JACK GOLDSTEIN
Under Water Sea Fantasy
28 June – 18 August, 2018
1301PE is pleased to present its fourth exhibition with the late Jack Goldstein. The show includes Goldstein’s significant film Under Water Sea Fantasy along with nine silkscreened text and color photographs: Portfolio of Performance, and James Welling’s Jack Goldstein’s studio.
A central figure of the “Pictures Generation”, Goldstein’s work included film, performance, writing, text, painting, sound, and sculpture. Under Water Sea Fantasy began production in 1983 and was completed before his untimely death in 2003. His film reveals Goldstein’s acute understanding of the perception of spectacle and the power of image. Using production values influenced by Hollywood studio techniques, he exploits the spectacular effects of visual presence and the interplay of sound and image. Footage of natural phenomena such as underwater life, volcanic eruptions and celestial events is montaged into a flow of appearing and disappearing energies with no clear narrative structure. At once serene and violent, the seductive visual impact of this film is mesmerizing. Underwater Sea Fantasy premiered in the 2004 Whitney Biennial.
Goldstein’s Portfolio of Performance documents and describes in exacting detail nine of his proposed art performances from 1976 - 1985: The Jump, Sound Performance, Two Boxers, Two Fencers, Records, The Murder, Fire/Body/Light, Body Contortionist and Burning Window. These performances are cinematic in nature and parallel his film work from this period. They remove the artist centric nature of performances. The portfolio serves almost as a set of instructions for additional stagings or interpretations of the original performances, essentially rendering the artist unnecessary to the process.
James Welling’s Jack Goldstein’s Studio is a series of images that Welling shot of Goldstein and his studio in February 1977, when they both rented offices at the 506 Pacific Building on the corner of Santa Monica Boulevard and Fifth Street. Goldstein was working in restaurants to finance his film "Bone China” and lived in several offices within the building. Welling’s photographs document Jack’s sparse studio that included: a mattress, hangers, some cigarettes, photographs, 2 x 4’s and his body of work: Auphorisms, that are taped to the wall. Welling says: “For the portrait of Jack I used a very slow film, Polaroid type 55, ASA 25. The viewer can see his cigarette burning down itself as he remains motionless for the 30-second exposure.” Welling’s photographs prove to be significant, as they reveal a timeline of Goldstein’s thought process in imagery and content; photos of scuba divers, astronauts, depictions of natural phenomena, as well as text all already exist in 1977 at the time of Welling’s documentation, and will ultimately emerge in Goldstein’s future paintings.
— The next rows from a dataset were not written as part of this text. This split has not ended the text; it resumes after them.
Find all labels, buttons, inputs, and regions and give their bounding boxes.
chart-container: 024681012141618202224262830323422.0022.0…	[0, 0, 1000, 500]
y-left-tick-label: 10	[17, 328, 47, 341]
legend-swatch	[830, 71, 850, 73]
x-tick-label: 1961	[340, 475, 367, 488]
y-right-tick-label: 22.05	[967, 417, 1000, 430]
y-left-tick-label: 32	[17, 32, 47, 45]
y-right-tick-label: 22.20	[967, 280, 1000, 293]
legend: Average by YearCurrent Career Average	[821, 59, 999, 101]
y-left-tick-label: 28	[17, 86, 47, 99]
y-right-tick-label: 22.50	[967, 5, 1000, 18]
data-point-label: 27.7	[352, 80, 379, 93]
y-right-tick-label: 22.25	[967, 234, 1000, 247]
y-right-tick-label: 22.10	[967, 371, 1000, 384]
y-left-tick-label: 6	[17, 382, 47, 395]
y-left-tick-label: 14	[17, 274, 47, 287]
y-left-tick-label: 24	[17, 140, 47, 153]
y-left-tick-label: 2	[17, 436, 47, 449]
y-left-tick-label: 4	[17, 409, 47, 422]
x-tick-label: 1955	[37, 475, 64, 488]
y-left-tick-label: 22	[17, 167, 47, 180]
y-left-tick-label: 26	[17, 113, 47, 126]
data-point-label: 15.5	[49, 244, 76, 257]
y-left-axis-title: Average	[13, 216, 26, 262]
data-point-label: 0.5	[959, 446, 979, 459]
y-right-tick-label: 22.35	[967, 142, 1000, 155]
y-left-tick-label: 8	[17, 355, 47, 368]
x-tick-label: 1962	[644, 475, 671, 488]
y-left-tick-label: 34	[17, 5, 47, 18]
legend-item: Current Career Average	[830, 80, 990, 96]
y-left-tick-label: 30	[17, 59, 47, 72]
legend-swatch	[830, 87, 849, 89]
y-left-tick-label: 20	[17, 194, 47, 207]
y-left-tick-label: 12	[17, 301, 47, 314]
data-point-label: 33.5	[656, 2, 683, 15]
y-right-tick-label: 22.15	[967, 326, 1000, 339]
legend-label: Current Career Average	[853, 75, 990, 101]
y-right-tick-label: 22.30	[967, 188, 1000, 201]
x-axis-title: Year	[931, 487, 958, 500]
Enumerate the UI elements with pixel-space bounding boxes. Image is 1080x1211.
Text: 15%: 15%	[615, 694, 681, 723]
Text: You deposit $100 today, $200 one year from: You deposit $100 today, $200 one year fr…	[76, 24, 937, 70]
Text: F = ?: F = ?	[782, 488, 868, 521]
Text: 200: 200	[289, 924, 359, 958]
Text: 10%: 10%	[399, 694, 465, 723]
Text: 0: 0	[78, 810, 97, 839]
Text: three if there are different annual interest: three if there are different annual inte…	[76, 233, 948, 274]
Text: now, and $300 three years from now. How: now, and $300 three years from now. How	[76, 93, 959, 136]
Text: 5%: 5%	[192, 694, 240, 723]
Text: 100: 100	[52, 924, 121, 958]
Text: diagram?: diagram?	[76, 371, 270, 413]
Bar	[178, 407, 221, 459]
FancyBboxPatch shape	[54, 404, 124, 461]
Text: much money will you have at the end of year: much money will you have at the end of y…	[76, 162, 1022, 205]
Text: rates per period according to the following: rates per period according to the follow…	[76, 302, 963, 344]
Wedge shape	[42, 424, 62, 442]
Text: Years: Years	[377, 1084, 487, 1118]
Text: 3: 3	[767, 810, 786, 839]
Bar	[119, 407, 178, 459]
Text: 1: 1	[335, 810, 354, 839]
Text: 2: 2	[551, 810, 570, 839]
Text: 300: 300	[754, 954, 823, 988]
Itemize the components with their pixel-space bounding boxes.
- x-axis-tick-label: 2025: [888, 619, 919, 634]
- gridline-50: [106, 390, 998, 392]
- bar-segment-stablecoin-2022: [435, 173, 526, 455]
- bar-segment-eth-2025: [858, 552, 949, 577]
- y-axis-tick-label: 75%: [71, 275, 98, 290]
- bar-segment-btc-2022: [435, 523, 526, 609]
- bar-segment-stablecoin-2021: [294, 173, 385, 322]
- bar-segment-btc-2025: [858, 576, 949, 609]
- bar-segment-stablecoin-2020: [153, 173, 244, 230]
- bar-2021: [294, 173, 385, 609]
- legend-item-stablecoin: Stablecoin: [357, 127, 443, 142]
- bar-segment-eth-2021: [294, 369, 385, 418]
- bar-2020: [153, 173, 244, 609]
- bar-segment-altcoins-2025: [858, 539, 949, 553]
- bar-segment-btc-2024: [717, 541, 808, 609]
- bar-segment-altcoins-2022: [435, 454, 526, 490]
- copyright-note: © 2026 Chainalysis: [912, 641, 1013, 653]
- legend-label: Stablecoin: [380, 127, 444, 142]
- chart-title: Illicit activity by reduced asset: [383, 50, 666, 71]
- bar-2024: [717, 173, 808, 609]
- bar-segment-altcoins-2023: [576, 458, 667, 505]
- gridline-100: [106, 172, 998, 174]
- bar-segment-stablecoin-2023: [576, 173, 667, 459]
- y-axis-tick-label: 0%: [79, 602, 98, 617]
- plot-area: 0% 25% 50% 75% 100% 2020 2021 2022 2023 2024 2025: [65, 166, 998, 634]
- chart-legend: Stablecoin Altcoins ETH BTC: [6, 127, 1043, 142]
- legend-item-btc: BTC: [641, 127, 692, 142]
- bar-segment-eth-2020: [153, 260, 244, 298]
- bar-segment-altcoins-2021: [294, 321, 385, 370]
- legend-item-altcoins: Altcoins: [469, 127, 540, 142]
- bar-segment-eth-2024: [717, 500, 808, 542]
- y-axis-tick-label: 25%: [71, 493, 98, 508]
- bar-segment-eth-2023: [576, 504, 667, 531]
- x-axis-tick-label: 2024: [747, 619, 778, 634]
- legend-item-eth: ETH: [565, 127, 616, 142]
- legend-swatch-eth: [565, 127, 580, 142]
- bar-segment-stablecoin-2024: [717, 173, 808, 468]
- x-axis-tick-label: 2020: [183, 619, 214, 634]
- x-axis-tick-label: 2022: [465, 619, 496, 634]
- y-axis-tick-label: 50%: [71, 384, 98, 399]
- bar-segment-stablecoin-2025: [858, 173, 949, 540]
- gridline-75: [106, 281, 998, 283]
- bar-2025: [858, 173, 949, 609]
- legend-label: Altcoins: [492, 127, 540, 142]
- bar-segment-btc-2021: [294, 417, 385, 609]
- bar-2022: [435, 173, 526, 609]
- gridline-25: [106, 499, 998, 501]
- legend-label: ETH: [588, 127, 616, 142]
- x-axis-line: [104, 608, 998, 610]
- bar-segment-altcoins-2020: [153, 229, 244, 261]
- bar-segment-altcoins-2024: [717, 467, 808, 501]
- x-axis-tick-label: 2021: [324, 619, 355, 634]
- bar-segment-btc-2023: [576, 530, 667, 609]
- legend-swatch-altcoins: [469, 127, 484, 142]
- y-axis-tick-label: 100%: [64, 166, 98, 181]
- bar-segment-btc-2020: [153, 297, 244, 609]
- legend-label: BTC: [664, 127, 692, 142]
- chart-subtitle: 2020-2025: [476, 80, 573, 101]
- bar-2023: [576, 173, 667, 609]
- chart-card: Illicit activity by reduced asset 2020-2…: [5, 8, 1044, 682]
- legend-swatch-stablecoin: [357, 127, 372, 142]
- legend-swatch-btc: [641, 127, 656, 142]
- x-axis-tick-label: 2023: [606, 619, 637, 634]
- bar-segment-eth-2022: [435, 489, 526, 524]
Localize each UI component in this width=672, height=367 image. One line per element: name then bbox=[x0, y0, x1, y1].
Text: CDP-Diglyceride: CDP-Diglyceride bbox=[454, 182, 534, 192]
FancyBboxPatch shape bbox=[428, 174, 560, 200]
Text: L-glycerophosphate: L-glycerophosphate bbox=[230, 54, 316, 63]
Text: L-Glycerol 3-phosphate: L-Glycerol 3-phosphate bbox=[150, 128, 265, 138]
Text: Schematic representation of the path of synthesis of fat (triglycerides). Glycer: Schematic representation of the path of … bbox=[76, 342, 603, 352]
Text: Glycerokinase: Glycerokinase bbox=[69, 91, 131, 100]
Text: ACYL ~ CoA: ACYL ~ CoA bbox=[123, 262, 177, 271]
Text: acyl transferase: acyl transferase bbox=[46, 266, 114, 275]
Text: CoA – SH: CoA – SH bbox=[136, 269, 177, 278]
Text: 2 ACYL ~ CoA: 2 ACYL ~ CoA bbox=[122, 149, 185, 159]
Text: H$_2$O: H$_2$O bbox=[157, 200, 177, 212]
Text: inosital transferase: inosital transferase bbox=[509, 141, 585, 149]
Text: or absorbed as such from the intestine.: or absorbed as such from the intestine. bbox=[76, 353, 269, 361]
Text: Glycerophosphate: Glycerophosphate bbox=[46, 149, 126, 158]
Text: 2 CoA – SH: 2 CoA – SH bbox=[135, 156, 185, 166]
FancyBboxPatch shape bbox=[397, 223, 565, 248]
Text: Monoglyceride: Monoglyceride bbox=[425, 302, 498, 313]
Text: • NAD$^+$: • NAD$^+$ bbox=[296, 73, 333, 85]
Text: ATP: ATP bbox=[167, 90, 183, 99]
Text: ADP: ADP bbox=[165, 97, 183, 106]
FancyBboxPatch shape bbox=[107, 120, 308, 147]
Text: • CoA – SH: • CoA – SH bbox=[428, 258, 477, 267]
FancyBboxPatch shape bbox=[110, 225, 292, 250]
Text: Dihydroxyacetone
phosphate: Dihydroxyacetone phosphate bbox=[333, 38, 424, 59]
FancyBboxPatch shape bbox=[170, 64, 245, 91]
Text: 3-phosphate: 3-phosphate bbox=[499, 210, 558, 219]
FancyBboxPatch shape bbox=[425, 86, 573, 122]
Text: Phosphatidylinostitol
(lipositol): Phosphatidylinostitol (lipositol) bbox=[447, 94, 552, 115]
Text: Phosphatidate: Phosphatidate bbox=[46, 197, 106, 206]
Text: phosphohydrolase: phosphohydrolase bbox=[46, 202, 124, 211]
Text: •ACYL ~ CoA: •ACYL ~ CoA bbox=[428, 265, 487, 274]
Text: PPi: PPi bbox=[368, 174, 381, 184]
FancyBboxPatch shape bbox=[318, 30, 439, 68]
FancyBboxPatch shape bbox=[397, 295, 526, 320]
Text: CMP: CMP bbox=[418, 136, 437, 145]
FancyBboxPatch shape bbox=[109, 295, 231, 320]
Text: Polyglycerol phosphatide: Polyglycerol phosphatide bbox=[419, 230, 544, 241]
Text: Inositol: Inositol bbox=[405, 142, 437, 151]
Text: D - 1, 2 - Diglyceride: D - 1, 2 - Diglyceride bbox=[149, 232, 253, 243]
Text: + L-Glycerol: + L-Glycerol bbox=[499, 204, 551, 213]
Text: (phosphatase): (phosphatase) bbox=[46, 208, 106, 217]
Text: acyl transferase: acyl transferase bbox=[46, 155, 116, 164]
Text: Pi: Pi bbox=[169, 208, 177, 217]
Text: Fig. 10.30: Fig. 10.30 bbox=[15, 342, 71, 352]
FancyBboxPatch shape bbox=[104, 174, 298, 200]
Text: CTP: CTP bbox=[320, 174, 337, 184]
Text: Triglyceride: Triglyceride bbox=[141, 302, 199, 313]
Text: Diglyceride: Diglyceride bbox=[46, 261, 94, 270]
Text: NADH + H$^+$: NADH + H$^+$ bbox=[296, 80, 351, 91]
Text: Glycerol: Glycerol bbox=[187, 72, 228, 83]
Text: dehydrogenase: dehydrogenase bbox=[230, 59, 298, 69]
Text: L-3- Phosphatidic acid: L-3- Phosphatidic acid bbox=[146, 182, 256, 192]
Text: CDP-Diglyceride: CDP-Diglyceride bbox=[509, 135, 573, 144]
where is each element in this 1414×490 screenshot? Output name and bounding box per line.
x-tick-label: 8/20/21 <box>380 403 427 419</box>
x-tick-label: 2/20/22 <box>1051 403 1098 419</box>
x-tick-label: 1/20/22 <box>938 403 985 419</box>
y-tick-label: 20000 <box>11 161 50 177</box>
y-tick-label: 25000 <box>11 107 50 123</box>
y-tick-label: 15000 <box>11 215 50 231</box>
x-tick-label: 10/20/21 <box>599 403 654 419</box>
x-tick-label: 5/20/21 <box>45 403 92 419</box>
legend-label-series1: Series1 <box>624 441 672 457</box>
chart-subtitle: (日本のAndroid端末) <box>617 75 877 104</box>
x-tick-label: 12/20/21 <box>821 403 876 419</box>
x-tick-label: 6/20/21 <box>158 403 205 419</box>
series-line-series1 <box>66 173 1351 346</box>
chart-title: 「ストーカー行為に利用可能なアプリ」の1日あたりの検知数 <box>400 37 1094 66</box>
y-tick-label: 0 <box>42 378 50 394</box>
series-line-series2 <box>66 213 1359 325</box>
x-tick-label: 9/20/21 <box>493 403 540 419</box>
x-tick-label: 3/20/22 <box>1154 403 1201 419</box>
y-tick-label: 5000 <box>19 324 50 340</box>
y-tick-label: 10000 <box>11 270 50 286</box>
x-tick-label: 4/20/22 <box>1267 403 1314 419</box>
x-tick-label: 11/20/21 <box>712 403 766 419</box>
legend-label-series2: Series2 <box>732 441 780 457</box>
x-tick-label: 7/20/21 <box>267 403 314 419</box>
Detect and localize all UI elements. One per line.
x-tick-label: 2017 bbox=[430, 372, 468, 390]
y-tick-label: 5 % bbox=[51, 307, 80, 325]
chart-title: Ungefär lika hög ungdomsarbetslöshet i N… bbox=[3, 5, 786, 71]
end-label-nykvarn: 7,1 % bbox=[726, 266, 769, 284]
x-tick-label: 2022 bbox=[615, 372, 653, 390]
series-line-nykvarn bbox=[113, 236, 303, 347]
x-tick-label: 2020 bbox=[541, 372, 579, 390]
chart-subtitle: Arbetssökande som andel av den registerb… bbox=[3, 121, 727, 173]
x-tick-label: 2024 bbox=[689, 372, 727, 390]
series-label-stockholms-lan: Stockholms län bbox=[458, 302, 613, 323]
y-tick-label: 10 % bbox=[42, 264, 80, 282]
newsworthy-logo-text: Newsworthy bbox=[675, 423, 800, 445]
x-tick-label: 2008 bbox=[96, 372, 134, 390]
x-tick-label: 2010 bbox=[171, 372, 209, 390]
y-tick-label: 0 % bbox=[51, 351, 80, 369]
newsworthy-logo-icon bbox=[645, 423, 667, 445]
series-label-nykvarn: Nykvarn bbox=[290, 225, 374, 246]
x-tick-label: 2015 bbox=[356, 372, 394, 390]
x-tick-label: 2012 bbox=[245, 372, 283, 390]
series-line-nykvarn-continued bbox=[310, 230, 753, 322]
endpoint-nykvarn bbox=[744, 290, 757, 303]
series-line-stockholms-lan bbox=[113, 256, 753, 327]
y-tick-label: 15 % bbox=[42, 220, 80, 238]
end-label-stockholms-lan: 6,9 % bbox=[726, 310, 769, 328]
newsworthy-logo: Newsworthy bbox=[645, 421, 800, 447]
Jack Goldstein’s (1945 – 2003) major solo and group exhibitions include: Gwangju Biennale, 2014; La Biennale di Venezia, 2011; Whitney Biennial, 1985; documenta 8, 1985 and documenta 7, 1982; The Jewish Museum, New York, 2013; Orange County Museum of Art, Newport Beach, 2012; MMK Museum für Moderne Kunst, Frankfurt, 2009; Whitney Museum of American Art, New York, 2002; Magasin, Centre National d'Art Contemporain, Grenoble, 2002; Künstlerhaus, Stuttgart, 1999; The Power Plant, Toronto, 1991; Fruitmarket Gallery, Edinburgh, 1988; Städtische Galerie Erlangen, 1985 and The Kitchen, New York, 1977, 1978 and 1980. His work is in the permanent collections of the Museum of Modern Art, New York; The Whitney Museum of American Art, New York, New York; Museum of Contemporary Art, Los Angeles, California, Musee d’Art Contemporani de Barcelona (MACBA), Barcelona, Spain, The Metropolitan Museum of Art, New York New York, The Tate Modern, London, United Kingdom, Museum of Contemporary Art, Chicago, Chicago, Illinois, Vancouver Art Gallery, Vancouver, Canada and The Broad, Los Angeles, California.
James Welling’s major solo exhibitions include: Stedelijk Museum voor Actuele Kunst in Ghent (S.M.A.K), 2017; Art Institute of Chicago, 2014; Fotomuseum Winterthur, Switzerland and Cincinnati Art Museum, Ohio, 2013; Wadsworth Atheneum Museum of Art, Hartford, Connecticut, 2012; Carnegie Museum of Art, Pittsburgh, 1998. In 2000, the Wexner Center for the Arts, Columbus, Ohio organized a major survey of his work, which traveled to the Museum of Contemporary Art, Los Angeles, and the Baltimore Museum of Art. In 1990, the artist's first museum exhibition was presented by Kunsthalle Bern.